High levels of stress can actually aggravate your fever blister sores and make them much more painful than they need to be. If possible, steer clear of stressful situations until the outbreak has completely healed as this will only make things worse in the end.
-Use a mouthwash.
This will help to kill the bacteria that causes fever blister sores and is another way to keep your lips well-hydrated.
-Use an over-the-counter pain reliever.
If you need some help with the pain and swelling, then consider using aspirin or ibuprofen as a method of pain relief. Just remember that these medications can be addictive if used in large amounts, so be sure not to overdo it and end up in an even worse situation than you were before you started taking them.
-Don’t pick at your fever blister sores.
If you experience a fever blister outbreak on your lips, then don’t pick at or wipe away any of it. This will only make things worse and encourage the virus to spread faster than they already are.

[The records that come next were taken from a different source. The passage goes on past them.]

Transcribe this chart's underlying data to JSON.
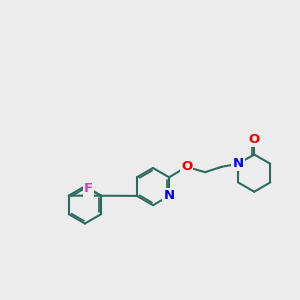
{
  "background_color": "#ececec",
  "bond_color": "#2d6b5e",
  "N_color": "#0000ee",
  "O_color": "#ee0000",
  "F_color": "#cc44bb",
  "line_width": 1.5,
  "dbo": 0.06,
  "font_size": 9.5,
  "figsize": [
    3.0,
    3.0
  ],
  "dpi": 100,
  "xlim": [
    0,
    10
  ],
  "ylim": [
    0,
    10
  ]
}
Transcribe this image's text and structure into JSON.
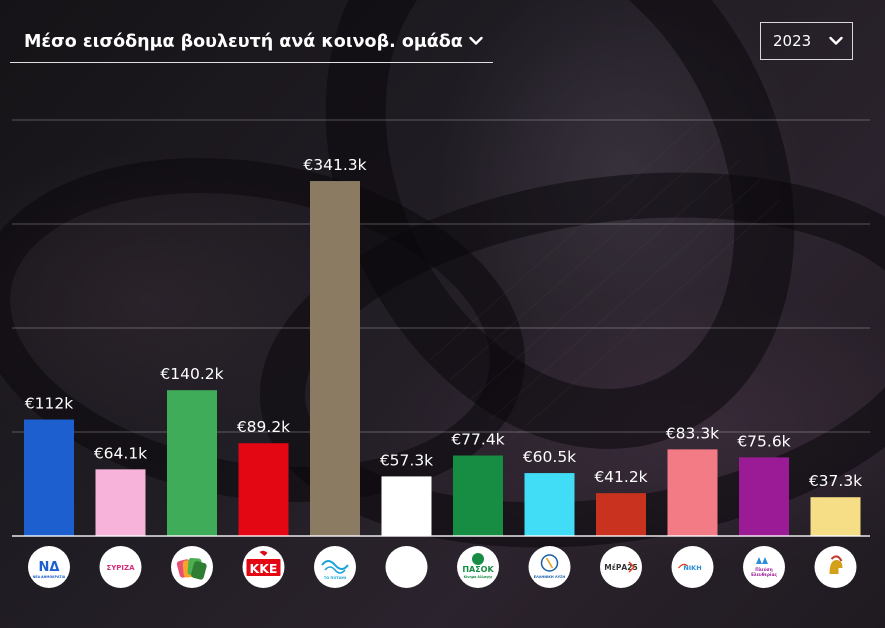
{
  "header": {
    "title": "Μέσο εισόδημα βουλευτή ανά κοινοβ. ομάδα",
    "year": "2023"
  },
  "chart_data": {
    "type": "bar",
    "title": "Μέσο εισόδημα βουλευτή ανά κοινοβ. ομάδα",
    "xlabel": "",
    "ylabel": "",
    "ylim": [
      0,
      400
    ],
    "grid": true,
    "categories": [
      "ΝΔ",
      "ΣΥΡΙΖΑ",
      "Νέα Αριστερά",
      "ΚΚΕ",
      "Το Ποτάμι",
      "",
      "ΠΑΣΟΚ",
      "Ελληνική Λύση",
      "ΜέΡΑ25",
      "ΝΙΚΗ",
      "Πλεύση Ελευθερίας",
      "Σπαρτιάτες"
    ],
    "values": [
      112,
      64.1,
      140.2,
      89.2,
      341.3,
      57.3,
      77.4,
      60.5,
      41.2,
      83.3,
      75.6,
      37.3
    ],
    "labels": [
      "€112k",
      "€64.1k",
      "€140.2k",
      "€89.2k",
      "€341.3k",
      "€57.3k",
      "€77.4k",
      "€60.5k",
      "€41.2k",
      "€83.3k",
      "€75.6k",
      "€37.3k"
    ],
    "colors": [
      "#1e5fd0",
      "#f7b3d9",
      "#3fac5a",
      "#e30613",
      "#8b7b63",
      "#ffffff",
      "#178c43",
      "#41dcf5",
      "#c8321e",
      "#f27b86",
      "#9b1b96",
      "#f6de86"
    ]
  },
  "logos": [
    {
      "icon": "nd-logo-icon",
      "text": "ΝΔ",
      "sub": "ΝΕΑ ΔΗΜΟΚΡΑΤΙΑ",
      "color": "#1e5fd0"
    },
    {
      "icon": "syriza-logo-icon",
      "text": "ΣΥΡΙΖΑ",
      "color": "#d62e7a"
    },
    {
      "icon": "nea-aristera-logo-icon",
      "text": "",
      "color": "#4caf50"
    },
    {
      "icon": "kke-logo-icon",
      "text": "ΚΚΕ",
      "color": "#e30613"
    },
    {
      "icon": "potami-logo-icon",
      "text": "ΤΟ ΠΟΤΑΜΙ",
      "color": "#1aa3d8"
    },
    {
      "icon": "blank-logo-icon",
      "text": "",
      "color": "#ffffff"
    },
    {
      "icon": "pasok-logo-icon",
      "text": "ΠΑΣΟΚ",
      "sub": "Κίνημα Αλλαγής",
      "color": "#178c43"
    },
    {
      "icon": "elliniki-lysi-logo-icon",
      "text": "ΕΛΛΗΝΙΚΗ ΛΥΣΗ",
      "color": "#1a5ea8"
    },
    {
      "icon": "mera25-logo-icon",
      "text": "ΜέΡΑ25",
      "color": "#e2401c"
    },
    {
      "icon": "niki-logo-icon",
      "text": "ΝΙΚΗ",
      "color": "#2a8fd6"
    },
    {
      "icon": "plefsi-logo-icon",
      "text": "Πλεύση Ελευθερίας",
      "color": "#9b1b96"
    },
    {
      "icon": "spartiates-logo-icon",
      "text": "",
      "color": "#d4a017"
    }
  ]
}
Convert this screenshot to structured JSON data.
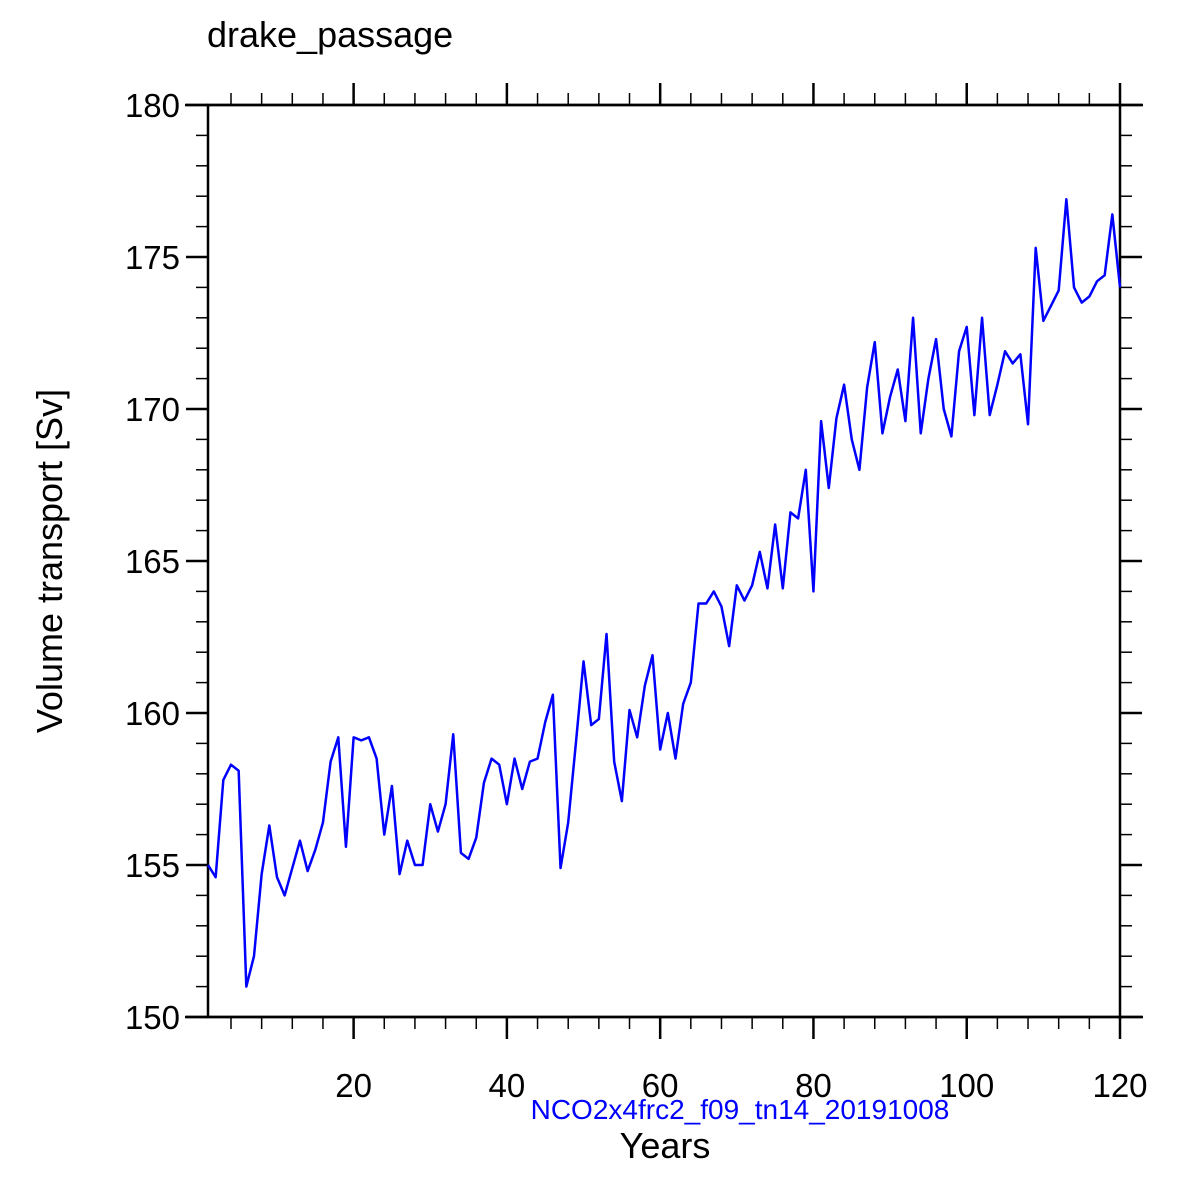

How long will it take to cure a fever blister?
A fever blister infection typically takes around one week to clear up completely. Because of this, it is important that you don’t let your body become dehydrated and that you are providing plenty of hydration while you’re healing process is underway. Your lips should start feeling better after just a few days and after around two weeks the sores should be completely gone.
FAQs a bout fever blister
1) What are the symptoms of fever blister?
-It is white spot in lip, very painful, blisters break and then crust over, pain can be mild to severe, fever blister sores heal in 2-3 weeks.
2) When you will get fever blister?
–You can get it when you have fever or stress. It is also possible to be infected with this disease by someone. If you have touched his sore with your mouth, then you can get this disease.
3) How to get rid of fever blister?
–It can be cured by taking pain reliever, by using cold compress, hydrated food and drink, and regular sleep.
4) How often you will get fever blister?
–Fever blister is common in children, teenagers, and adults. It is not a big problem, but it is a very annoying disease. You can avoid it if you use good hygiene. If you have fever blister then avoid touching some things with your lips so that it does not spread to other areas of your body. Wash your hands carefully after touching any things with your lips to prevent spreading the disease. Drink plenty of water every day to keep hydrated.
Please keep in mind that I am not a doctor, and anything in this article should not be taken as a medical advice.